Luca 15:8

La ricerca dell'amore.

Tre parabole stanno insieme in questo capitolo. L'occasione di tutti è la stessa il mormorio degli scribi e dei farisei contro il Salvatore, che mangerebbe con i peccatori. E la deriva generale di tutti è la stessa il sentimento di Dio verso i peccatori pentiti, illustrato dal sentimento dell'uomo verso un possesso perduto e ritrovato. Fin qui c'è unità, c'è anche identità nei tre. Ma non esistono due parabole di nostro Signore realmente identiche, per quanto simili possano essere gli avvenimenti dell'uno con quelli dell'altro.

E così è qui. C'è un climax naturale e reale nelle tre perdite in questo capitolo. Nella prima parabola il proprietario di cento pecore ne perde una; nella seconda il possessore di dieci monete d'argento ne perde una; nel terzo ne perde uno il padre di due figli. Ora, la seconda cosa perduta, sebbene sia meno preziosa della prima, lo è di più per il proprietario. La terza è una perdita di natura diversa, che fa appello ancora più energicamente alla comprensione e al cuore dell'umanità.

C'è un climax anche nella cosa significata.
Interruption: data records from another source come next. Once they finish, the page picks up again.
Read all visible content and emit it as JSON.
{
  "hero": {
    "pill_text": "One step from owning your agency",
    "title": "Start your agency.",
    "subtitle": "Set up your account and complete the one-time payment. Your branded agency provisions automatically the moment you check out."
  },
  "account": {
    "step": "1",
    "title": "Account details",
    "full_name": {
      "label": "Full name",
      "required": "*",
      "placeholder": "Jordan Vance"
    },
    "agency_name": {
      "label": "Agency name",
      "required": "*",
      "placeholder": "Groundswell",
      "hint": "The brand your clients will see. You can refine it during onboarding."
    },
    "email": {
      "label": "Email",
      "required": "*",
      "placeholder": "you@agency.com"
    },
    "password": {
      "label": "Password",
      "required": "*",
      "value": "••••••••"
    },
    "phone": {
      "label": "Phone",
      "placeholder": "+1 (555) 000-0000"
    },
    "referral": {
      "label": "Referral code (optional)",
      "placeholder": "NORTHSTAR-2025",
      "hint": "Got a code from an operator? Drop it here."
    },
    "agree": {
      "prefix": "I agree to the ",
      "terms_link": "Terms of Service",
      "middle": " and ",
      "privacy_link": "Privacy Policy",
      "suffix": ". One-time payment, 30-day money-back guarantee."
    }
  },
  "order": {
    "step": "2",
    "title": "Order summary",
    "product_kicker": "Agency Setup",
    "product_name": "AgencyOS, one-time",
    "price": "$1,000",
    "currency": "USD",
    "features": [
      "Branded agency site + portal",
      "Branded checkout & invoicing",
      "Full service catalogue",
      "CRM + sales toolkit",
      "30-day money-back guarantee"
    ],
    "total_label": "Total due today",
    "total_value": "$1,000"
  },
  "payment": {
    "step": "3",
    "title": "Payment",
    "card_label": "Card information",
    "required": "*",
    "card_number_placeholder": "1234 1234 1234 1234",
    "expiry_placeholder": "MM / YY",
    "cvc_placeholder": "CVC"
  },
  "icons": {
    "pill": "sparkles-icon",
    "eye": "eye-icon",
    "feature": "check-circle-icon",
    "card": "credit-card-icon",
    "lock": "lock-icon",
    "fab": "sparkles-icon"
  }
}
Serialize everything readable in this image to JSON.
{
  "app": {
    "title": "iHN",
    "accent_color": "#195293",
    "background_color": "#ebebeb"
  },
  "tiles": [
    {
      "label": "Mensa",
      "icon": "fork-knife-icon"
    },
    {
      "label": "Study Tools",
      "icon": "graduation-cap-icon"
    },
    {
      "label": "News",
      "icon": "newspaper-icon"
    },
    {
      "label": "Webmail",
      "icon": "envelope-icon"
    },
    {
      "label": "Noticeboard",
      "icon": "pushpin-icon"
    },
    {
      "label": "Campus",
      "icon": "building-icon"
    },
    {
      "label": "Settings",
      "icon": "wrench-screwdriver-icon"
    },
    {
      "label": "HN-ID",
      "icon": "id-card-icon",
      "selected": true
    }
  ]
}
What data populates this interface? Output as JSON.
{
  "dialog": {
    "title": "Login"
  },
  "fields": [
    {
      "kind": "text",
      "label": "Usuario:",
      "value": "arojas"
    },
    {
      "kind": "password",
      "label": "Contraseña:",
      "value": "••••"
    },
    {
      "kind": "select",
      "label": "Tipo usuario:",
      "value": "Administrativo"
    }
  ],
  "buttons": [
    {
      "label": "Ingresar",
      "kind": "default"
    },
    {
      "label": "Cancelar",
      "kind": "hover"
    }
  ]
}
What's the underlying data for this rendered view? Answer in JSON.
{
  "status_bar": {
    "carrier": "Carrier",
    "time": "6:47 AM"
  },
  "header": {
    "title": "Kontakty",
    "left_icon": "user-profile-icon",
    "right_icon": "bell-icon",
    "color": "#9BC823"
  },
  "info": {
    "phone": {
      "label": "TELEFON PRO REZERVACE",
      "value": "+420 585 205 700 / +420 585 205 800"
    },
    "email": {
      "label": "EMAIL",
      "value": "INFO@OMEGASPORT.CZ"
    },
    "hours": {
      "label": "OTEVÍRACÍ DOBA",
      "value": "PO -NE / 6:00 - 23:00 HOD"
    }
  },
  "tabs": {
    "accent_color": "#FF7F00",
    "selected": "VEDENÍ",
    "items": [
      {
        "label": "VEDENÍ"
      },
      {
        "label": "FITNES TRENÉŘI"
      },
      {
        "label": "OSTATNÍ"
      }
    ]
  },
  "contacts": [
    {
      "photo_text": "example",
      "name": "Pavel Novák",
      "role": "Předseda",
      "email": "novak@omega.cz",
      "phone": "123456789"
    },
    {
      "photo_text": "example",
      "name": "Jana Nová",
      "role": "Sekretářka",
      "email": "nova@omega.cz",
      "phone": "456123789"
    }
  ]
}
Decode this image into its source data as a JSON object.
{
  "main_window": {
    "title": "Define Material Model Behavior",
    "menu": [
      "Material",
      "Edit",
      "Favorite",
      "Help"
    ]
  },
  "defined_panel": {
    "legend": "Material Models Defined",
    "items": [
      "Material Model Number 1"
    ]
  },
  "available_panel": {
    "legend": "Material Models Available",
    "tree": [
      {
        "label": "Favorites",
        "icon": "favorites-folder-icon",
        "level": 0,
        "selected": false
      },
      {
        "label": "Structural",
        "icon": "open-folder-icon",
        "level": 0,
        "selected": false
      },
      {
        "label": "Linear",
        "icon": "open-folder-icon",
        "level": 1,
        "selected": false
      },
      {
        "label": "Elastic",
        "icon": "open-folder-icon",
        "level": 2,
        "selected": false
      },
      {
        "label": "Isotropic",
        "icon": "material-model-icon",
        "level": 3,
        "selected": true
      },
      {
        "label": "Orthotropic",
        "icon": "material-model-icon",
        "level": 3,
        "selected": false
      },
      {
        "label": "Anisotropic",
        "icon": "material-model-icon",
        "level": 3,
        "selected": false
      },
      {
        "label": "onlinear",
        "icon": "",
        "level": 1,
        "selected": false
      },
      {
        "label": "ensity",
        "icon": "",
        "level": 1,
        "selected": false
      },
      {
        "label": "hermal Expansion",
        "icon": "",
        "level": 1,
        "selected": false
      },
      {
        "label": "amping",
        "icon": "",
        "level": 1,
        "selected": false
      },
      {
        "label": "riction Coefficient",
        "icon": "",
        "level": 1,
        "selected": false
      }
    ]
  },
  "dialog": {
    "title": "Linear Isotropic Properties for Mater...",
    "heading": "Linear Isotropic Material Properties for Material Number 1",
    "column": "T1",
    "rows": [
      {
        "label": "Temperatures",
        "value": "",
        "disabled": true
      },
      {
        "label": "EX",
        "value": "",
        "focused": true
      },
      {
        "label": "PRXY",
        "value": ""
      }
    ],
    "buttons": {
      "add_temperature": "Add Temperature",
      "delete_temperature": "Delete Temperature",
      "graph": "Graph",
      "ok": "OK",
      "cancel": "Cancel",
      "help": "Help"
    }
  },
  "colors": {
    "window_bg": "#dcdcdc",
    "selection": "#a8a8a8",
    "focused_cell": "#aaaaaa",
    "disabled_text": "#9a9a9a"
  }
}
La pecora si è allontanata nella sua ignoranza dal gregge e dal pascolo. Il figlio si esilia per ostinazione e ribellione dalla casa e dal padre. Tra questi due estremi di mera semplicità e totale ostinazione si trova l'insensata inconsapevolezza della moneta perduta.

I. La donna che ha perso uno dei dieci pezzi non può acconsentire e riposare nella sua perdita. Poco di per sé, per lei è vitale. Non aspetta la luce del giorno, ma scoprendo la sua perdita di notte, di notte si mette a ripararla. Accende la lampada, spazza la casa e cerca diligentemente finché non la trova. È una parabola dell'amore di Dio. Dio si rappresenta come privo di un'anima. Piccola è quell'anima in sé per il grande Dio.

Ma Dio ci mostrerebbe che ognuno è prezioso. Ognuno è stato creato separatamente; ognuno ha un posto destinato per esso nel tempio universale; ognuno che non riempie quel posto lascia uno spazio vuoto. L'occhio dell'amore lo manca, e quindi la mano dell'amore lo cerca.

II. La parabola prosegue parlando di una spazzata. So che è una figura casalinga troppo casalinga, forse, per alcuni gusti al di sotto della dignità, si potrebbe dire, del pulpito; solo che qui Cristo è andato prima, l'ha scritto nel Suo Libro e me l'ha dato come testo. E quanto è meravigliosa, per quanto familiare, questa figura! L'amore di Dio per primo accende nel mondo questa lampada di rivelazione, dicendo all'uomo ciò che l'uomo non poteva conoscere; poiché nessuno è salito al cielo per leggervi, alla luce di quel mondo, le cose che erano, che sono e che saranno.

Innanzitutto questo, il ricordare che questa luce non cadrà mai da sola sulla moneta perduta, la cui perdita sta proprio nel suo essere fuori dalla vista dell'uomo stesso. Poi, in secondo luogo, l'amore di Dio spazza spazza, dico, la casa, che è l'uomo. Hai lasciato che la polvere della terra si stendesse su di te, forse la polvere amabile di un sentimento gentile, di un affetto soddisfatto; o forse la brutta polvere dell'attaccamento ansioso, dell'io predominante, della passione prepotente; e così, eludendo l'illuminazione, hai reso necessaria la spazzata. Era ancora l'amore di Dio.

III. L'amore di Dio cercherà diligentemente finché non lo troverà. Parola meravigliosa! Registra subito difficoltà e perseveranza. Quanto viene riparato prima che il ritrovamento sia compiuto! Trovare l'anima perduta non è facile. In essa è racchiusa tutta l'opera di santificazione. Ogni pensiero deve essere portato in cattività; ogni motivo deve essere elevato. Oggetti un tempo indifferenti, o sgradevoli, siano da fare scopo della vita; e quella santità, che per l'uomo caduto è ripugnante, deve essere coltivata per uno scopo ripugnante per l'uomo caduto che possa finalmente vedere Dio.

Questo è il senso di quella diligente ricerca attraverso la quale finalmente troverà l'amore; perché senza successo l'amore non può vivere. L'amore non può dormire finché il suo scopo non è raggiunto. Nessuna fatica è troppo grande, possa lei solo raggiungerla.

CJ Vaughan, Penny Pulpit, nuova serie, n. 832.

Riferimenti: Luca 15:8 . Omiletic Quarterly, vol. i., pag. 352; J. Keble, Sermoni per le domeniche dopo la Trinità, parte I, p. 84; Sermoni espositivi sul Nuovo Testamento, p. 86.